Let’s walk through a simple example with two task dependencies to see how context merging works:

// Task1's context
{
    "user_id": 123,
    "status": "pending"
}

// Task2's context
{
    "status": "completed",
    "result": 42
}

// Final merged context (processing in reverse order: Task2, then Task1)
{
    "user_id": 123,    // From Task1 (only Task1 set this)
    "status": "completed",  // From Task2 (overrides Task1's value)
    "result": 42       // From Task2 (only Task2 set this)
}
Warning

Context Key Management

When designing tasks and workflows, be mindful of context key naming to avoid unintended overrides during merging. Since the merge process uses a “latest wins” strategy, tasks that set the same key will override each other’s values based on dependency order.

Best practices:

  • Use namespaced keys (e.g., task_name.key) to avoid collisions
  • Document which keys your task reads and writes
  • Consider the full dependency chain when choosing key names
  • Be explicit about key ownership in task documentation

Example of good key naming:

// Instead of generic keys like:
{
    "status": "pending",
    "result": 42
}

// Use namespaced keys:
{
    "user_validation.status": "pending",
    "data_processing.result": 42
}
Note

Why No Automatic Namespacing?

While automatic key namespacing (e.g., prefixing all keys with task IDs or names) might seem like an obvious solution to collision prevention, we deliberately chose not to implement it. Here’s why:

  1. Collision Resolution is Still Required: Even with automatic namespacing, tasks would still need to coordinate on key names when they intentionally want to share data. The fundamental problem of coordination remains.

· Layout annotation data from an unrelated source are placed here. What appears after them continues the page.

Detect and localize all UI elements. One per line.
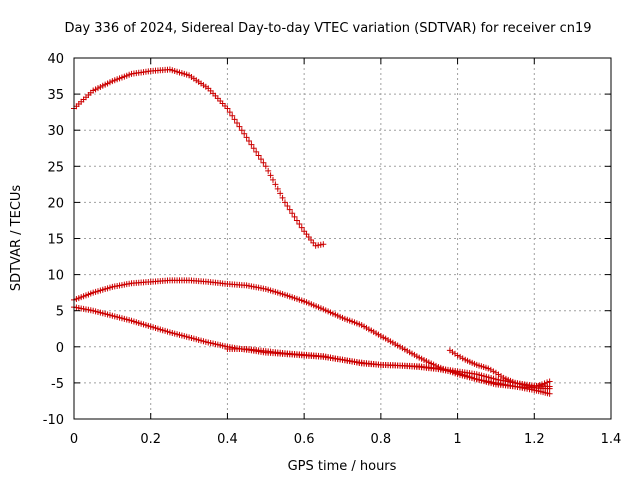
- data-point: [260, 159, 267, 166]
- data-point: [546, 390, 553, 397]
- data-point: [262, 163, 269, 170]
- data-point: [536, 382, 543, 389]
- data-point: [241, 130, 248, 137]
- y-tick-label: 10: [47, 269, 64, 284]
- data-point: [293, 217, 300, 224]
- data-point: [236, 123, 243, 130]
- data-point: [284, 203, 291, 210]
- y-tick-label: 5: [56, 305, 64, 320]
- data-point: [279, 194, 286, 201]
- x-tick-label: 0.4: [217, 432, 238, 447]
- data-point: [546, 378, 553, 385]
- data-point: [253, 148, 260, 155]
- y-tick-label: 35: [47, 88, 64, 103]
- y-tick-label: 0: [56, 341, 64, 356]
- data-point: [238, 127, 245, 134]
- data-point: [457, 353, 464, 360]
- data-point: [224, 105, 231, 112]
- series-track-5: [224, 345, 553, 392]
- data-point: [229, 112, 236, 119]
- x-tick-label: 0: [70, 432, 78, 447]
- x-axis-label: GPS time / hours: [288, 459, 397, 474]
- data-point: [490, 368, 497, 375]
- data-series: [71, 66, 553, 397]
- data-point: [546, 385, 553, 392]
- x-tick-label: 0.8: [371, 432, 392, 447]
- data-point: [281, 199, 288, 206]
- x-tick-label: 1.2: [524, 432, 545, 447]
- y-tick-label: 20: [47, 196, 64, 211]
- grid: [74, 58, 611, 419]
- data-point: [487, 366, 494, 373]
- data-point: [286, 206, 293, 213]
- data-point: [231, 116, 238, 123]
- data-point: [538, 381, 545, 388]
- y-tick-label: 15: [47, 233, 64, 248]
- y-tick-label: -5: [51, 377, 64, 392]
- data-point: [243, 134, 250, 141]
- y-tick-label: 30: [47, 124, 64, 139]
- data-point: [274, 185, 281, 192]
- data-point: [544, 379, 551, 386]
- data-point: [250, 145, 257, 152]
- data-point: [541, 380, 548, 387]
- data-point: [226, 109, 233, 116]
- data-point: [265, 167, 272, 174]
- data-point: [454, 352, 461, 359]
- data-point: [269, 176, 276, 183]
- data-point: [267, 172, 274, 179]
- data-point: [485, 365, 492, 372]
- tick-labels: 0 0.2 0.4 0.6 0.8 1 1.2 1.4 -10 -5 0 5 10 15 20 25 30 35 4…: [43, 52, 622, 447]
- y-tick-label: 25: [47, 160, 64, 175]
- data-point: [289, 210, 296, 217]
- data-point: [296, 221, 303, 228]
- data-point: [246, 138, 253, 145]
- x-tick-label: 1.4: [601, 432, 622, 447]
- data-point: [459, 355, 466, 362]
- x-tick-label: 0.2: [140, 432, 161, 447]
- data-point: [272, 181, 279, 188]
- data-point: [298, 224, 305, 231]
- chart-title: Day 336 of 2024, Sidereal Day-to-day VTE…: [64, 21, 591, 36]
- data-point: [257, 156, 264, 163]
- y-tick-label: -10: [43, 413, 64, 428]
- data-point: [320, 241, 327, 248]
- axis-ticks: [73, 57, 612, 420]
- x-tick-label: 0.6: [294, 432, 315, 447]
- y-axis-label: SDTVAR / TECUs: [9, 185, 24, 292]
- data-point: [277, 190, 284, 197]
- data-point: [291, 213, 298, 220]
- data-point: [234, 119, 241, 126]
- data-point: [248, 141, 255, 148]
- data-point: [255, 152, 262, 159]
- series-track-1: [71, 66, 327, 249]
- x-tick-label: 1: [453, 432, 461, 447]
- y-tick-label: 40: [47, 52, 64, 67]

  2. Simple, Well-Defined Behavior: By keeping the merge strategy simple (“latest wins” based on dependency order), we provide a clear, predictable behavior that developers can reason about and work with.

Rather than trying to solve this with technical means, we provide a simple, well-defined merge behavior and let developers handle coordination through good design and documentation.

Performance Considerations

Context Size and Data Transfer

Contexts are not designed for transferring large datasets between tasks. Instead:

  • Use contexts to pass small, essential metadata and control information
  • For large data transfers, store the data externally (files, databases, object storage) and pass references
  • Keep context payloads small to maintain efficient serialization and database operations

Example of good practice:

// Instead of storing large data in context:
{
    "image_data": "base64_encoded_10mb_image...",
    "document_content": "very_long_text..."
}

// Store externally and reference:
{
    "image_uri": "s3://bucket/images/123.jpg",
    "document_id": "doc_456"
}

This approach:

  • Keeps context operations fast and efficient
  • Reduces memory pressure
  • Maintains good database performance
  • Allows for better error handling of large data transfers

Conclusion

The Context system provides a simple but powerful way to share data between tasks. By understanding the merge behavior and keeping contexts focused on essential metadata, you can build reliable and efficient workflows. Remember: contexts are for coordination, not for data storage - keep them small and focused.